Since Xi Jinping assumed office in 2013, China has started to flex its muscles regionally and internationally more than ever before. Prior to this, China was following its principle of non-intervention with regard to the internal affairs of sovereign states. But recent shifts indicate a sharp turn in Chinese foreign policy. The latest sign of a modified policy is Beijing’s mediation in the Afghan Government’s talks with the Taliban. Last year, the framework of talks was set when a two-member Taliban delegation visited China; a visit not publicly acknowledged by Taliban or Chinese officials. However, now the Chinese foreign ministry has openly announced it will host the soon-to-be-held second round of talks with the Taliban.

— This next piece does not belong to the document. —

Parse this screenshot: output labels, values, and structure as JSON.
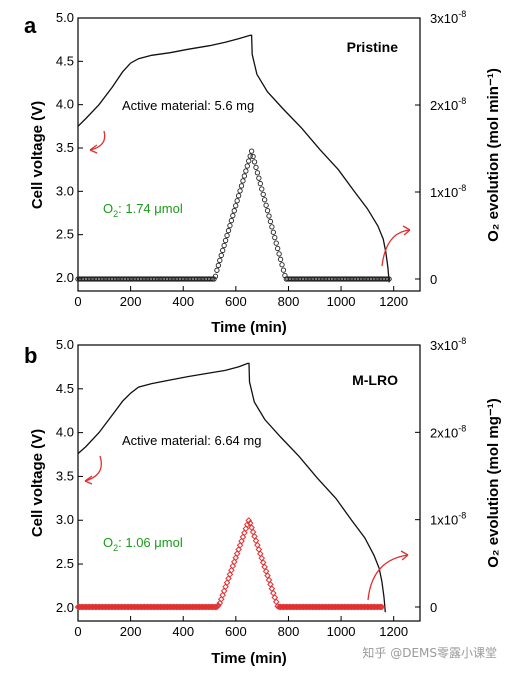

The question is, “what made China enter the Afghan political maze, despite the presence of the United States?” The simplest answer is the threat that China faces from regional terrorist outfits operating in the northern belt of Pakistan and in Afghanistan. China believes that Uighur militants received training in Afghanistan and Pakistan and then carried out attacks in parts of the country, killing hundreds of people. China also claims that the Xinjiang unrest is the result of Uighur militants and that they are also causing unrest in other areas too. Earlier this year, Afghan Security officials arrested at least 15 Uighur militants from Kabul and Kunar province which borders Pakistan. The militants, who were also in contact with al Qaeda, were eventually handed over to China.
China sees itself as a major player after the U.S. political retreat from Afghanistan. The more U.S. and Western economic endeavors in Afghanistan shrink, the more China makes inroads. It has pledged $327 million to the Afghan government through 2017, is providing training to Afghan Police, and is considering funding for non-lethal security equipment. The United States has welcomed Chinese political and security steering in Afghanistan. Although Washington and Beijing have a divergence of interests in the region and in the global arena, Afghanistan seems to be an exception.
In December last year, representatives of China, Afghanistan, and the United States met in London to address issues concerning the restoration of peace in Afghanistan. This was the first such instance in which these three parties met to discuss this particular matter.
Beijing is coming closer to Kabul and this was notable in Afghan President Ashraf Ghani’s choice to visit China in his first official trip early this year. Moreover, the Chinese inclination to restore the stalled efforts to engage the Taliban in peace talks signals that Beijing is taking a greater interest than before and considers Afghanistan as an extended part of its sphere of influence.
China is well aware of the significance of Pakistan in solving the Afghanistan issue. A Chinese foreign office spokesperson recently lauded Pakistan’s role in the talks and said China hopes that those involved would continue to make efforts to ensure peace in Afghanistan. Pakistan hosted the initial round of talks between the Afghan Government and the Taliban, who have been fighting since 2001 to restore their hardcore Islamist regime. Some in Afghanistan blame Pakistan for maintaining ties with Taliban leaders. They also claim that the Taliban carry out repeated attacks on the Afghan security apparatus because Pakistan provides them with technical and logistical resources. Earlier this month, attacks in Afghanistan, which killed dozens of people, were also seen in that prism and observers suggest the attacks could endanger the peace negotiations. However, Pakistan refutes such accusations and instead calls for a peaceful resolution of Afghan disputes. The Pakistani security establishment and political elite, want an “Afghan Led, Afghan Owned” reconciliation process.
Given the regional strategic environment and changing policies, Chinese interests have become more expansive and optimistic. The political and military leadership has called for the need to pursue national interests even beyond borders. Beijing perceives itself as having an enhanced role in the world and, for example, has contributed to UN peacekeeping operations in South Sudan. Afghanistan is a complex enigma into which China has now leaped politically and economically, though not militarily.
Afghan history holds lessons for all regional and extra-regional countries. Afghanistan is home to a number of tribes and sub-tribes and a complex tribal system. Moreover, there are also several political actors and satisfying all of them simultaneously is nearly impossible. Since Afghanistan became the site of an experiment of Cold War politics, a unified government in Kabul has not been in place despite efforts by Russia, the United States, and Pakistan. Chinese efforts to mediate are of interest because China has not signaled any military objectives in Afghanistan. Bringing the Taliban back to power would not be acceptable to many in the region and discounting them from the political setup is equally unmanageable. Therefore, a huge task lies ahead and only time will tell what Beijing’s mediation can produce.